All these questions and scenarios pop up in my head as I try to do futurology. As far as specialization and naturalism go, I can’t help but think that the future belongs to scientist-philosophers. These are the well-trained science students who become philosophers. However, the future also has room for philosopher-scientists, i.e., those philosophers who will be able to connect with scientists and get strong scientific training along with their philosophical education. They don’t become scientists (well, some even do!) but they find in the scientific community a suitable host for academic parasitism and mutualism. Of course, scientist-philosophers and philosopher-scientists face different challenges: the former needs to minimally catch up with certain portions of the philosophical tradition, while the latter needs (not minimally, but strongly) catch up with science.

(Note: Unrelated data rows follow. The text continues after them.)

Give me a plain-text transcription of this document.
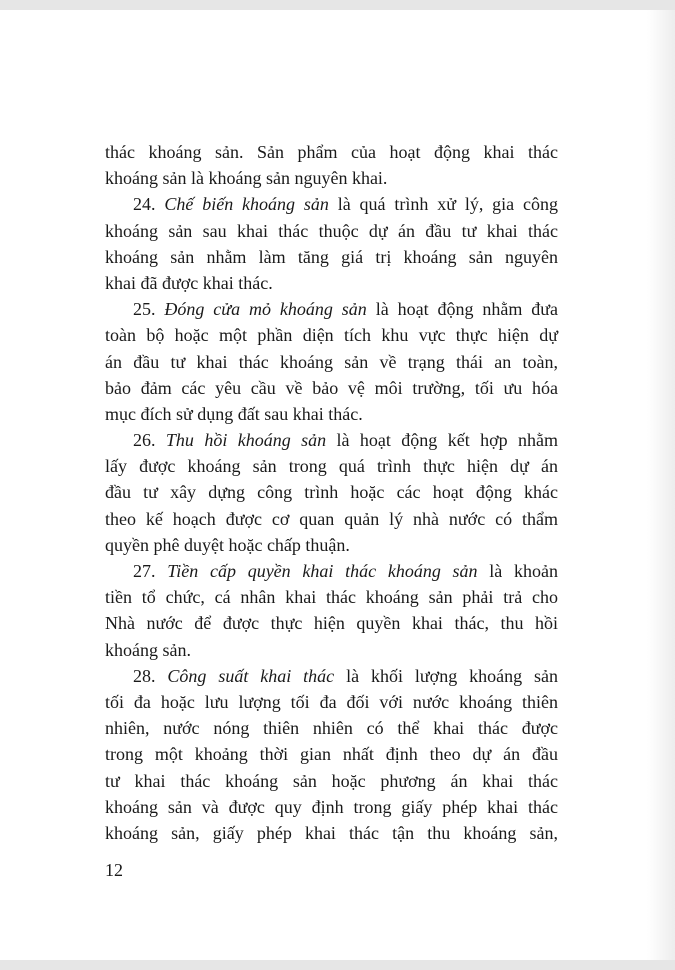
thác khoáng sản. Sản phẩm của hoạt động khai thác
khoáng sản là khoáng sản nguyên khai.
24. Chế biến khoáng sản là quá trình xử lý, gia công
khoáng sản sau khai thác thuộc dự án đầu tư khai thác
khoáng sản nhằm làm tăng giá trị khoáng sản nguyên
khai đã được khai thác.
25. Đóng cửa mỏ khoáng sản là hoạt động nhằm đưa
toàn bộ hoặc một phần diện tích khu vực thực hiện dự
án đầu tư khai thác khoáng sản về trạng thái an toàn,
bảo đảm các yêu cầu về bảo vệ môi trường, tối ưu hóa
mục đích sử dụng đất sau khai thác.
26. Thu hồi khoáng sản là hoạt động kết hợp nhằm
lấy được khoáng sản trong quá trình thực hiện dự án
đầu tư xây dựng công trình hoặc các hoạt động khác
theo kế hoạch được cơ quan quản lý nhà nước có thẩm
quyền phê duyệt hoặc chấp thuận.
27. Tiền cấp quyền khai thác khoáng sản là khoản
tiền tổ chức, cá nhân khai thác khoáng sản phải trả cho
Nhà nước để được thực hiện quyền khai thác, thu hồi
khoáng sản.
28. Công suất khai thác là khối lượng khoáng sản
tối đa hoặc lưu lượng tối đa đối với nước khoáng thiên
nhiên, nước nóng thiên nhiên có thể khai thác được
trong một khoảng thời gian nhất định theo dự án đầu
tư khai thác khoáng sản hoặc phương án khai thác
khoáng sản và được quy định trong giấy phép khai thác
khoáng sản, giấy phép khai thác tận thu khoáng sản,
12
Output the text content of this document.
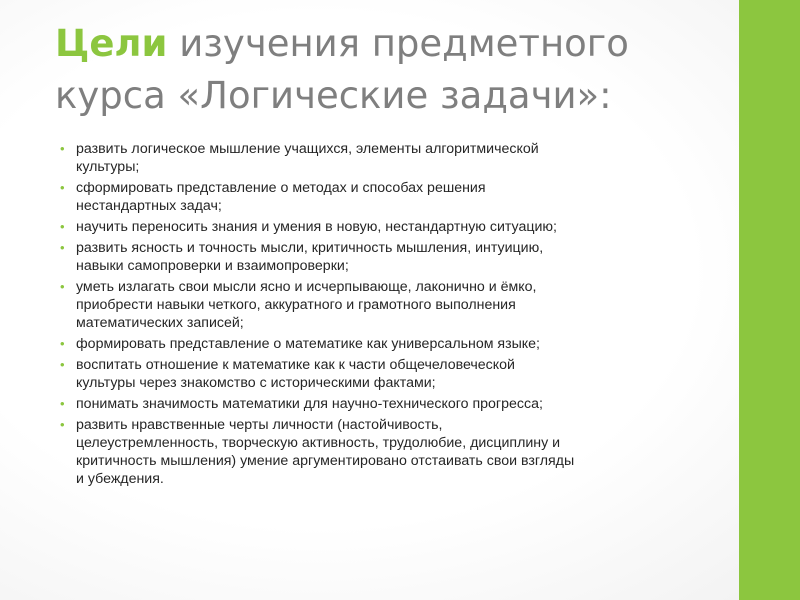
Цели изучения предметного курса «Логические задачи»:
• развить логическое мышление учащихся, элементы алгоритмической
культуры;
• сформировать представление о методах и способах решения
нестандартных задач;
• научить переносить знания и умения в новую, нестандартную ситуацию;
• развить ясность и точность мысли, критичность мышления, интуицию,
навыки самопроверки и взаимопроверки;
• уметь излагать свои мысли ясно и исчерпывающе, лаконично и ёмко,
приобрести навыки четкого, аккуратного и грамотного выполнения
математических записей;
• формировать представление о математике как универсальном языке;
• воспитать отношение к математике как к части общечеловеческой
культуры через знакомство с историческими фактами;
• понимать значимость математики для научно-технического прогресса;
• развить нравственные черты личности (настойчивость,
целеустремленность, творческую активность, трудолюбие, дисциплину и
критичность мышления) умение аргументировано отстаивать свои взгляды
и убеждения.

But what about a third figure, the philosopher-philosopher? These are the philosophers of science without much scientific training but still very sharp analytical skills. They contribute to the philosophy of science mostly by doing conceptual analysis. Is this figure going extinct in the future? Does the increase of scientists philosophers lead to the decrease of philosophers philosophers? Can this increase also lead to the decrease of philosophers scientists? You tell me!